That the HOOPOES, unlike as they may be in general appearance, are nevertheless intimately related to the Hornbills there can be no doubt. Graceful in contour and pleasing in coloration, it is a pity that the species which so frequently visits Britain, and has on more than one occasion nested there, should be so ruthlessly shot down immediately its presence is discovered. Save the wings and tail, the body is of a light cinnamon colour, whilst the head is surmounted by a magnificent crest of black-and-white-tipped feathers, which can be raised or depressed at the pleasure of the bird: the excepted portions of the plumage--the wings and tail--are buff, varied with bands of black and white. Thus it may be truthfully said to be a conspicuously coloured bird; yet this same livery seems also to come under the head of protective coloration, for we are assured that, when danger threatens, the bird throws itself flat upon the ground, spreads out its wings, and at once becomes transformed into what rather resembles a heap of rags than a bird. Escape by flight, however, instead of subterfuge, seems also at times to be resorted to, since, when pursued by a falcon, it will mount rapidly to a great height, and not seldom effect its escape.

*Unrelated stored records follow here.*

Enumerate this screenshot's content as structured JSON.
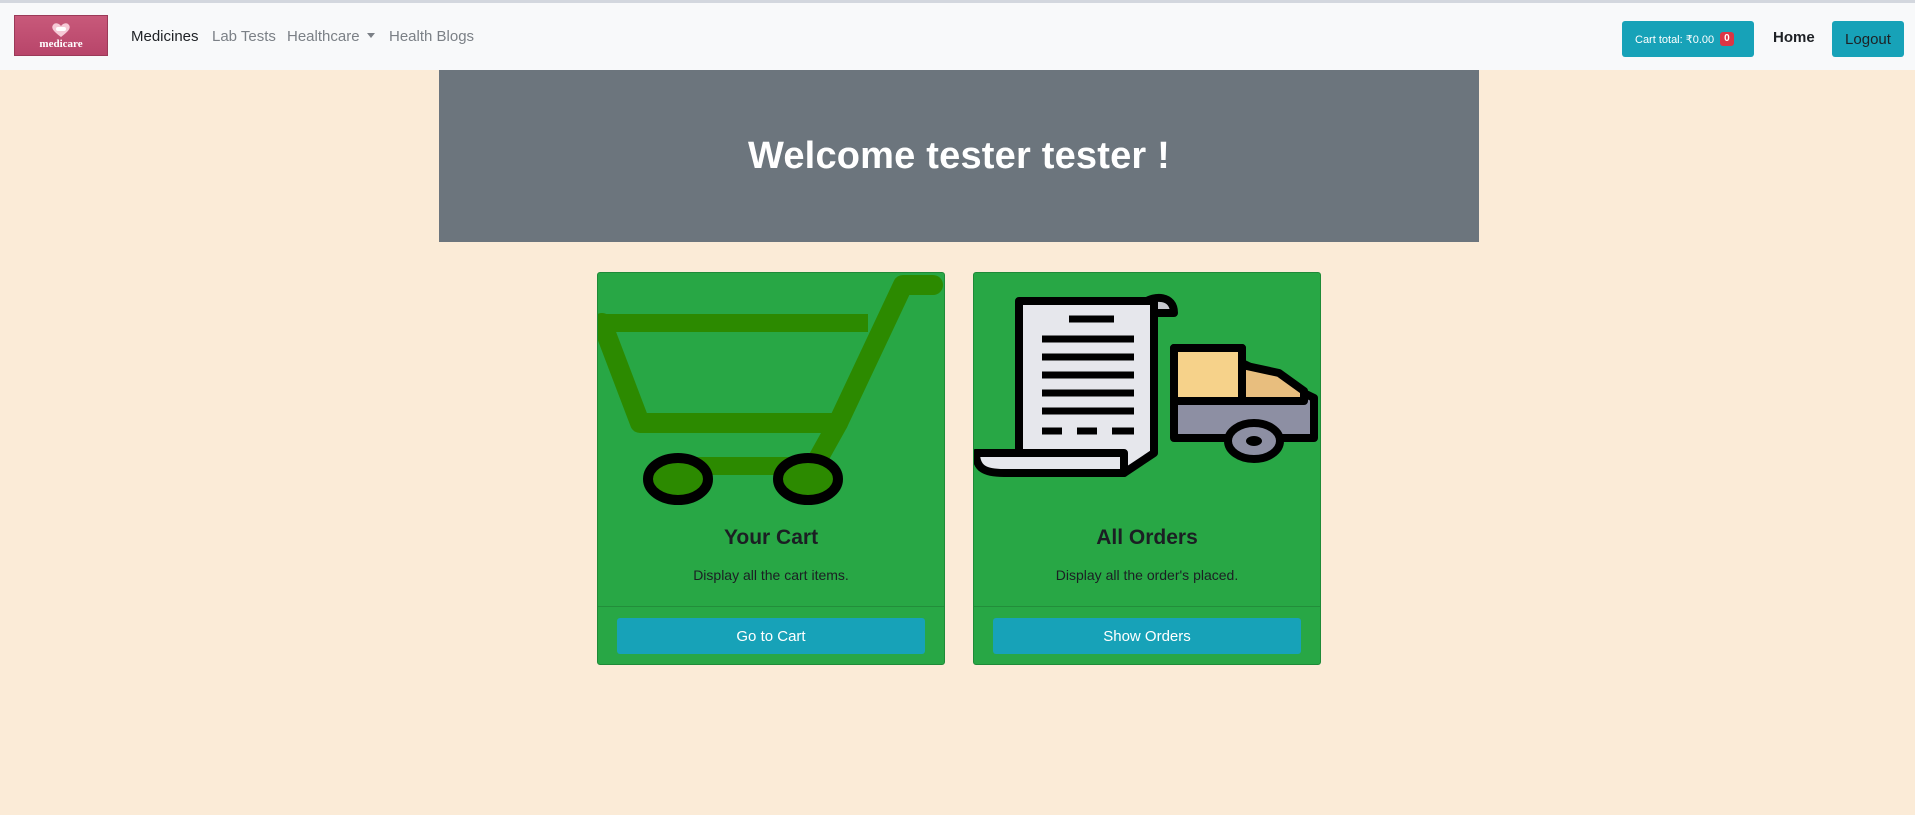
{
  "brand": {
    "logo_text": "medicare"
  },
  "nav": {
    "links": [
      "Medicines",
      "Lab Tests",
      "Healthcare",
      "Health Blogs"
    ],
    "cart": {
      "label": "Cart total: ₹0.00",
      "count": "0"
    },
    "home": "Home",
    "logout": "Logout"
  },
  "hero": {
    "title": "Welcome tester tester !"
  },
  "cards": [
    {
      "title": "Your Cart",
      "text": "Display all the cart items.",
      "button": "Go to Cart",
      "image_icon": "cart-icon"
    },
    {
      "title": "All Orders",
      "text": "Display all the order's placed.",
      "button": "Show Orders",
      "image_icon": "orders-delivery-icon"
    }
  ],
  "colors": {
    "page_bg": "#fbebd7",
    "navbar_bg": "#f8f9fa",
    "hero_bg": "#6c757d",
    "card_bg": "#28a745",
    "button_info": "#17a2b8",
    "badge_danger": "#dc3545"
  }
}
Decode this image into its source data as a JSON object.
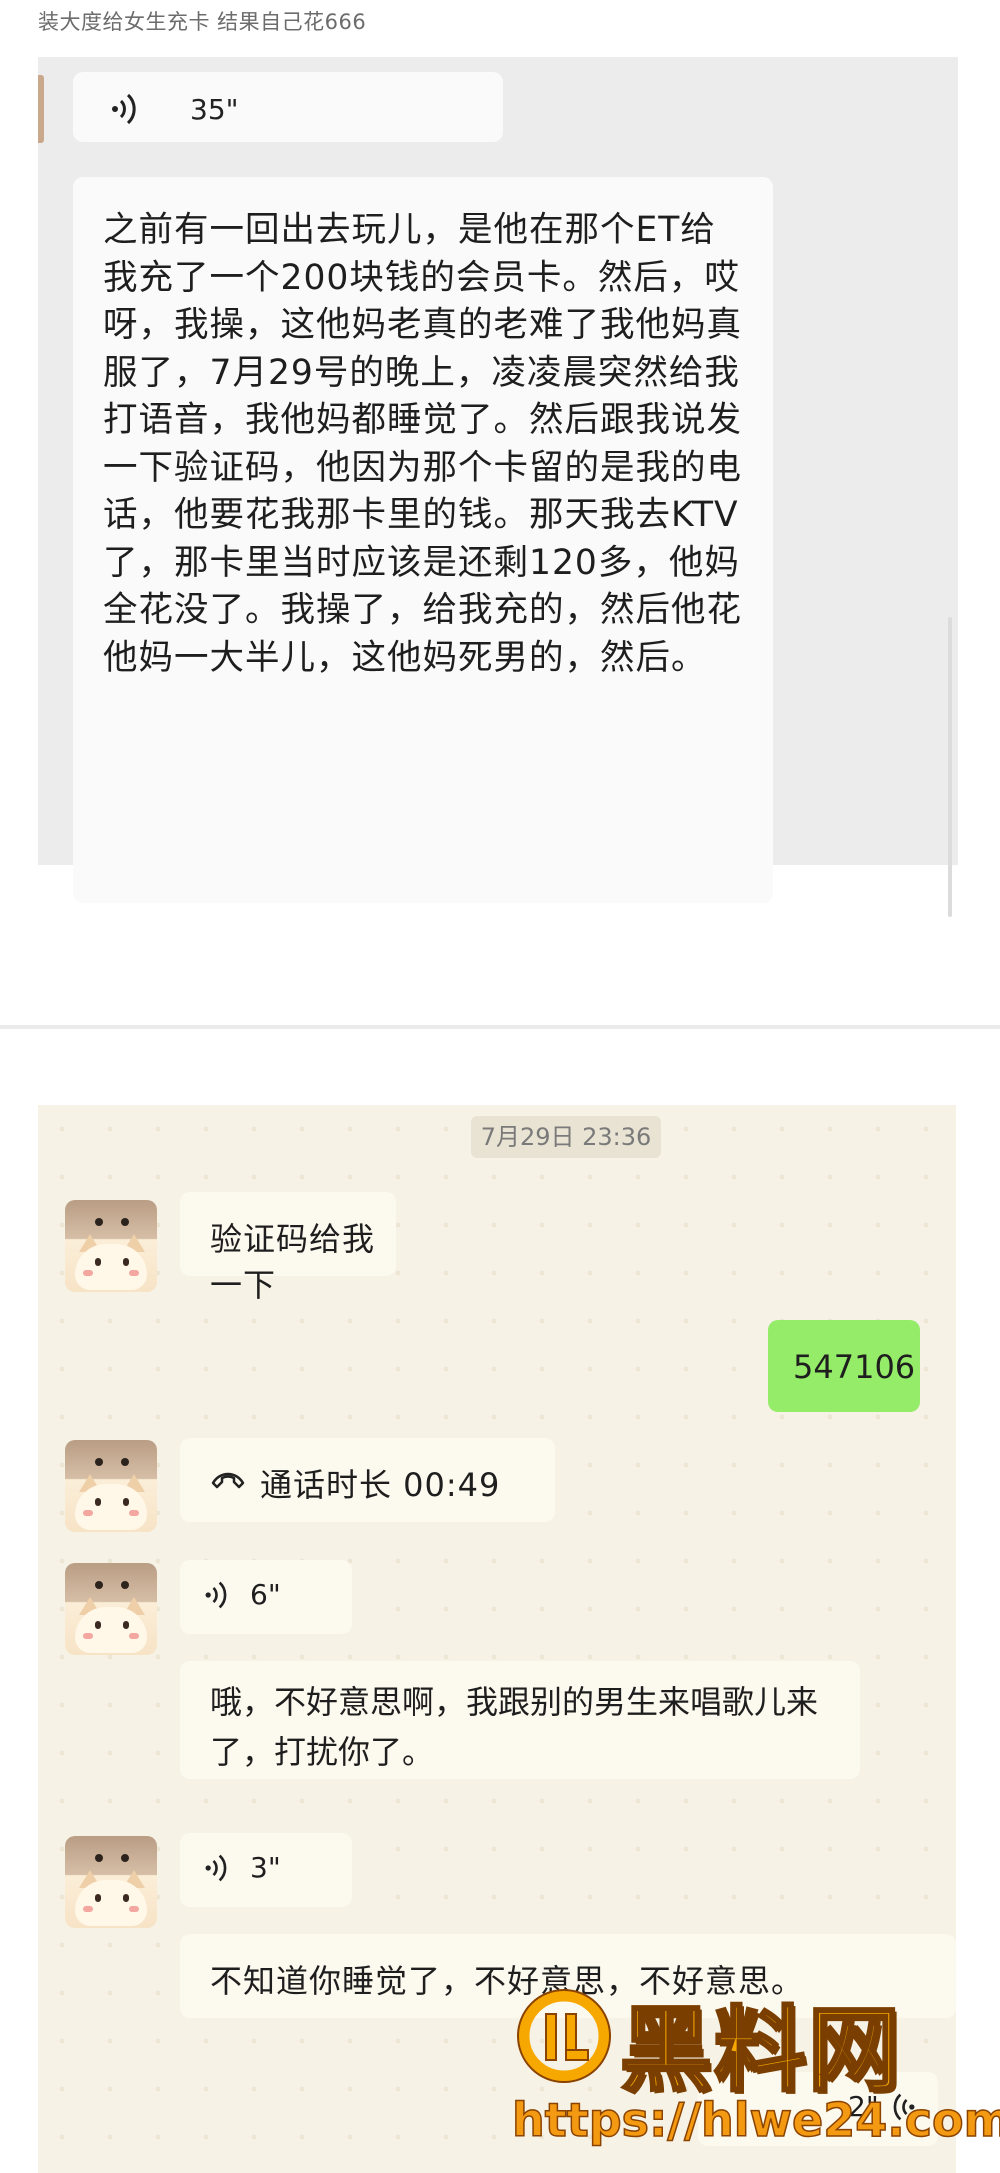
{
  "caption": "装大度给女生充卡 结果自己花666",
  "top_chat": {
    "voice_duration": "35\"",
    "transcript": "之前有一回出去玩儿，是他在那个ET给我充了一个200块钱的会员卡。然后，哎呀，我操，这他妈老真的老难了我他妈真服了，7月29号的晚上，凌凌晨突然给我打语音，我他妈都睡觉了。然后跟我说发一下验证码，他因为那个卡留的是我的电话，他要花我那卡里的钱。那天我去KTV了，那卡里当时应该是还剩120多，他妈全花没了。我操了，给我充的，然后他花他妈一大半儿，这他妈死男的，然后。"
  },
  "bottom_chat": {
    "timestamp": "7月29日 23:36",
    "msg_verify": "验证码给我一下",
    "msg_code": "547106",
    "call_label": "通话时长 00:49",
    "voice_6": "6\"",
    "transcript_6": "哦，不好意思啊，我跟别的男生来唱歌儿来了，打扰你了。",
    "voice_3": "3\"",
    "transcript_3": "不知道你睡觉了，不好意思，不好意思。",
    "voice_2": "2\""
  },
  "watermark": {
    "title": "黑料网",
    "url": "https://hlwe24.com"
  },
  "colors": {
    "sent_bubble": "#95ec69",
    "chat_bg": "#f6f2e6",
    "watermark": "#f7a800"
  }
}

The domestic habits of the hoopoe are, however, by no means so charming as one would expect to find in so beautiful a bird. "All observers agree," writes Professor Newton, "in stating that it delights to find its food among filth of the most abominable description, and this especially in its winter quarters. But where it breeds, its nest--usually in the hole of a tree or of a wall--is not only partly composed of the foulest materials, but its condition becomes worse as incubation proceeds, for the hen scarcely ever leaves her eggs, being assiduously fed by the cock as she sits (a feature strongly recalling the custom of the hornbills), and when the young are hatched their fæces are not removed by their parents, as is the case with most birds, but are discharged in the immediate neighbourhood of the nest, the unsanitary condition of which can readily be imagined. Worms, grubs, and insects generally, form the hoopoes' food, and upon it they get so fat in autumn that they are esteemed a delicate morsel in some of the countries of Southern Europe, and especially by the Christian population of Constantinople."

Beside the EUROPEAN HOOPOE, which also extends into Northern Africa, four other species are known, three of which are African, whilst a fourth ranges from India to Hainan.

Nearly related to the birds we have just described are the WOOD-HOOPOES. They differ from their allies in being crestless, having a more curved bill, and a plumage of metallic purple, with a white patch on the wings and white markings on the tail. Their habits resemble those of their more highly coloured relatives.